The Cloud Security Connector (CSC) is a device designed for effortless deployment of the Zscaler Internet Access (ZIA) solution in any customer environment. CSC models are readily available for Virtual Platforms such as VMware, Hyper-V, etc., and Public Clouds such as AWS, Azure, and Gcloud, ensuring a smooth setup process.
The CSC GRE for Virtual Platforms empowers you to connect securely to Zscaler ZIA at a blazing speed of up to 3 Gbps, ensuring high security and efficiency without any hassle.
(Please, scroll down to download the Administrator Guide for version 4.2.0)
The Cloud Security Connectors Family
Key benefits of the CSC GRE for Zscaler with PriCPA
The CSC GRE for Virtual Platforms is an "all-in-one" solution for cloud security networking requirements. The CSC solves the connectivity to Zscaler and replaces Azure VPN and NAT Gateways, bringing down your cloud communication costs.
The Key benefits are:
Savings:
The CSC reduces communication costs by 80% or more compared to using separate technologies for cloud security networking, such as Azure Wan, Express Connect, NAT Gateways, VPN Gateways, Firewalls, Service Broker Clouds, SD-WAN or MPLS. The CSC replaces all of them.
Reduced TCO
It runs on an small VM: 2 CPU, 4 GB RAM, 16 GB Disk
Performance and Scalability:
High Performance to Zscaler: up to 3 Gbps.
High Performance for Private Traffic (cloud to cloud, site to cloud): up to 1 Gbps encrypted traffic with Zero Trust.
High Performance for local Outbound Firewall (Advanced NAT Gateway - ex Routed Bypass): 1 Gbps or more.
High Performance for local Proxy Bypass (Standard or Advanced): 1 Gbps.
High Availability:
The CSC can be deployed in cluster mode.
Automatic switch of cluster active – passive.
Automatic configuration of "Floating Public IP" for PriCPA and GRE tunnel.
Simplicity:
No Networking knowledge required.
No operational burden for Administrators.
Networking as a code.
We provide the OVA file configured ready to work.
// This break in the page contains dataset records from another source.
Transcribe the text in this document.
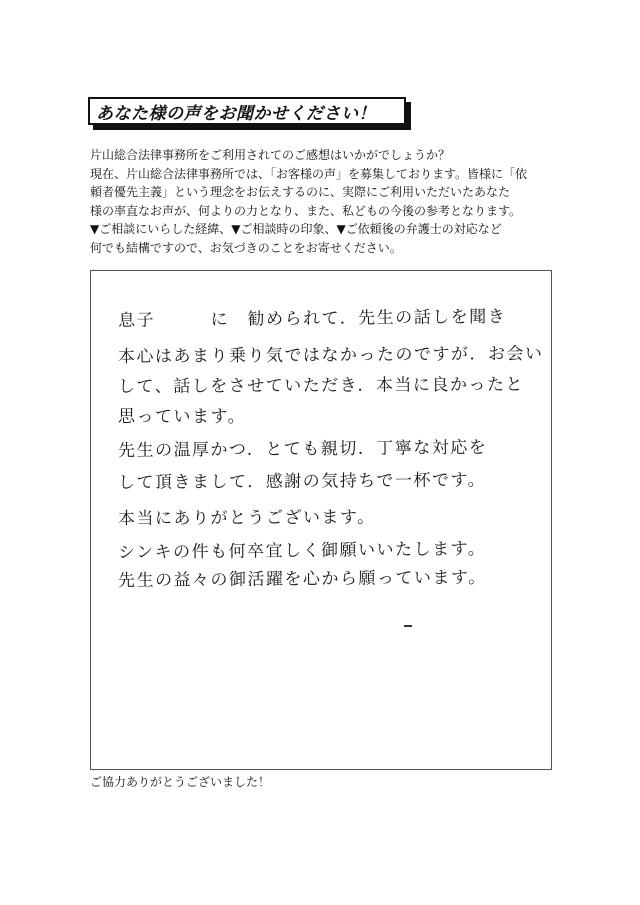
あなた様の声をお聞かせください！
片山総合法律事務所をご利用されてのご感想はいかがでしょうか？
現在、片山総合法律事務所では、「お客様の声」を募集しております。皆様に「依
頼者優先主義」という理念をお伝えするのに、実際にご利用いただいたあなた
様の率直なお声が、何よりの力となり、また、私どもの今後の参考となります。
▼ご相談にいらした経緯、▼ご相談時の印象、▼ご依頼後の弁護士の対応など
何でも結構ですので、お気づきのことをお寄せください。
息子　　　に　勧められて．先生の話しを聞き
本心はあまり乗り気ではなかったのですが．お会い
して、話しをさせていただき．本当に良かったと
思っています。
先生の温厚かつ．とても親切．丁寧な対応を
して頂きまして．感謝の気持ちで一杯です。
本当にありがとうございます。
シンキの件も何卒宜しく御願いいたします。
先生の益々の御活躍を心から願っています。
ご協力ありがとうございました！
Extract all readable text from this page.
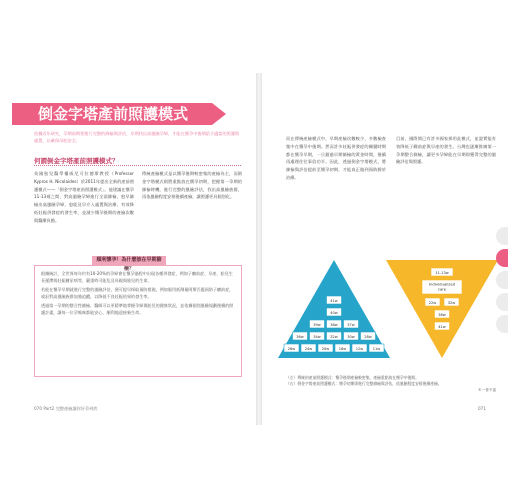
倒金字塔產前照護模式
依據近年研究，孕期前期要進行完整的篩檢與評估，早期找出高風險孕婦，才能在懷孕中後期給予適當的照護與處置，以確保母胎安全。
何謂倒金字塔產前照護模式？
英國胎兒醫學權威尼可拉德斯教授（Professor Kypros H. Nicolaides）於2011年提出全新的產前照護模式——「倒金字塔產前照護模式」。他建議在懷孕11-13週之間，對高風險孕婦進行全面篩檢，愈早篩檢出高風險孕婦，愈能及早介入處置與治療，有效降低妊娠併發症的發生率，並減少懷孕後期的產檢次數與醫療負擔。
傳統產檢模式是以懷孕後期較密集的產檢為主，而倒金字塔模式則將重點放在懷孕初期，把握第一孕期的篩檢時機，進行完整的風險評估，找出高風險族群，再依風險程度安排後續產檢，讓照護更具個別化。
順利懷孕！為什麼該在早期篩檢？

根據統計，全世界每年約有10-20%的孕婦會在懷孕過程中出現各種併發症，例如子癇前症、早產、胎兒生長遲滯與妊娠糖尿病等，嚴重時可能危及母親與胎兒的生命。

若能在懷孕早期就進行完整的風險評估，便可提早採取預防措施，例如服用低劑量阿斯匹靈預防子癇前症，或針對高風險族群加強追蹤，以降低不良妊娠結果的發生率。

透過第一孕期的整合性篩檢，醫師可以更精準地掌握孕婦與胎兒的健康狀況，並依據個別風險規劃後續的照護計畫，讓每一位孕媽咪都能安心、順利地迎接新生命。

070 Part2 完整產檢讓你好孕到底
而在傳統產檢模式中，早期產檢次數較少，多數檢查集中在懷孕中後期。然而許多妊娠併發症的關鍵時期都在懷孕早期，一旦錯過早期篩檢的黃金時間，後續再處理往往事倍功半。因此，透過倒金字塔模式，將篩檢與評估提前至懷孕初期，才能真正做到預防勝於治療。
目前，國際間已有許多國家採用此模式，並證實能有效降低子癇前症與早產的發生。台灣也逐漸推廣第一孕期整合篩檢，讓更多孕婦能在早期即獲得完整的風險評估與照護。
41w
40w
39w	38w	37w
36w	34w	32w	30w	28w
26w	24w	20w	16w	12w	11w
11-13w
Individualized
care
22w	32w
36w
41w
（左）傳統的產前照護模式：懷孕後期產檢較密集，產檢重點放在懷孕中後期。
（右）倒金字塔產前照護模式：懷孕初期即進行完整篩檢與評估，依風險程度安排後續產檢。
©一者不遠
071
Zscaler auto-provisioning.
2 Steps configuration for Private Cloud Private Access: Onboard the Node to PriCPA Cloud and Deploy Policies (Single JSON file).
Security:
Full hardened device.
All private traffic is encrypted using latest state of the art encryption protocols.1
Zero Trust.
Outbound Firewall (Advanced NAT Gateway)
Blocks Lateral movement.
Automatic Security Group provisioning.
Flexibility:
Any to Any Communications: site-to-site, site-to-cloud, cloud-to-cloud.
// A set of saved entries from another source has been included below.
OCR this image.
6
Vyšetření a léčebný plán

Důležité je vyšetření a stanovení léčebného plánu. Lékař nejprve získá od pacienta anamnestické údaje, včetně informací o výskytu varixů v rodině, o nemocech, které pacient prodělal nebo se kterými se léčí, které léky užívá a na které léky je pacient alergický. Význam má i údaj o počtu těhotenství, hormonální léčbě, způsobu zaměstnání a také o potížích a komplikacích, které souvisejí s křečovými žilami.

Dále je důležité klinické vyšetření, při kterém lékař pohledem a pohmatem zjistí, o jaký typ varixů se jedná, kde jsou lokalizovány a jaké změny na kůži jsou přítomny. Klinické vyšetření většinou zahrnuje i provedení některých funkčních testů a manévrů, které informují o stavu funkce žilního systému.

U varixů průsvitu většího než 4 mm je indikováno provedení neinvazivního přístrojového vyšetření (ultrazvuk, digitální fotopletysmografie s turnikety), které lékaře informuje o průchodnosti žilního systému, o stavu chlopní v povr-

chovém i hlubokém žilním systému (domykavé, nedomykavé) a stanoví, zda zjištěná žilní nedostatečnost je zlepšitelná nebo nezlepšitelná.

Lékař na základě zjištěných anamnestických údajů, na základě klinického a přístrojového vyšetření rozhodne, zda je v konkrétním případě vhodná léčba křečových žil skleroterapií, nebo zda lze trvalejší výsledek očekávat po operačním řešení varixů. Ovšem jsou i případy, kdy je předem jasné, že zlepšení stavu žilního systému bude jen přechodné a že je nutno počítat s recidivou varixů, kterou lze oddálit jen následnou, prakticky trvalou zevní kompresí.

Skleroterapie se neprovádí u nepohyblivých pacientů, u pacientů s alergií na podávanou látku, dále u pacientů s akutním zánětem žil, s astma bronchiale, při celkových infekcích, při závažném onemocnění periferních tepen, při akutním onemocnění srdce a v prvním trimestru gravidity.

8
All protocols are supported.
Visibility:
Traffic Logs and System Logs.
Traffic visibility End to End.
Source IPs preserved.
SNMP Support.
Simple Management:
Local Management: SSH Admin Console with configuration wizards, full status reporting.
Remote Management: No proprietary software required. You can use any change management tool to configure and update the CSC, such as AWS System Manager (SSM agent), Ansible, Rundeck, scripting via SSH or similar.
SNMP v2c and v3 support.
Radius/MFA for SSH Admin Console access.
SIEM/Syslog integration for Traffic and Systems Logs.
TCPDump integrated in the SSH Admin Console.
Linux terminal console allowed (csccli user).
Multiple tools for testing and troubleshooting included: Traffic Logs. TCPDump, Speed Test, MTR (MyTraceRoute), Keepalives statuses, Etc.
Zscaler Project specific features
The CSC comes with the optimal values to work with Zscaler ZIA.
Full tunnel redundancy.
Zscaler Cloud Firewall and Cloud Web Security.
Complete visibility of internal IPs on Zscaler Console.
All traffic steering options supported:
Route all traffic to Zscaler.
Use of PAC files.
Use of Explicit Proxy.
No default Route scenarios.
Use of ZCC (Zscaler Client Connector) over tunnel.
Multiple options to Bypass Traffic via dedicated Public IP:
Layer 7 Proxy Bypass to Trusted Web Sites.
Layer 4 Routed Bypass: TCP, UDP and ICMP per source/destination Network and Port (UDP/TCP)
Full Proxy mode for devices with Explicit Proxy settings (i.e. Linux hosts), enabling communications to Zscaler (Location IP based, uplink proxy), direct domain Bypass (ie. .domain.com) and communication with internal systems.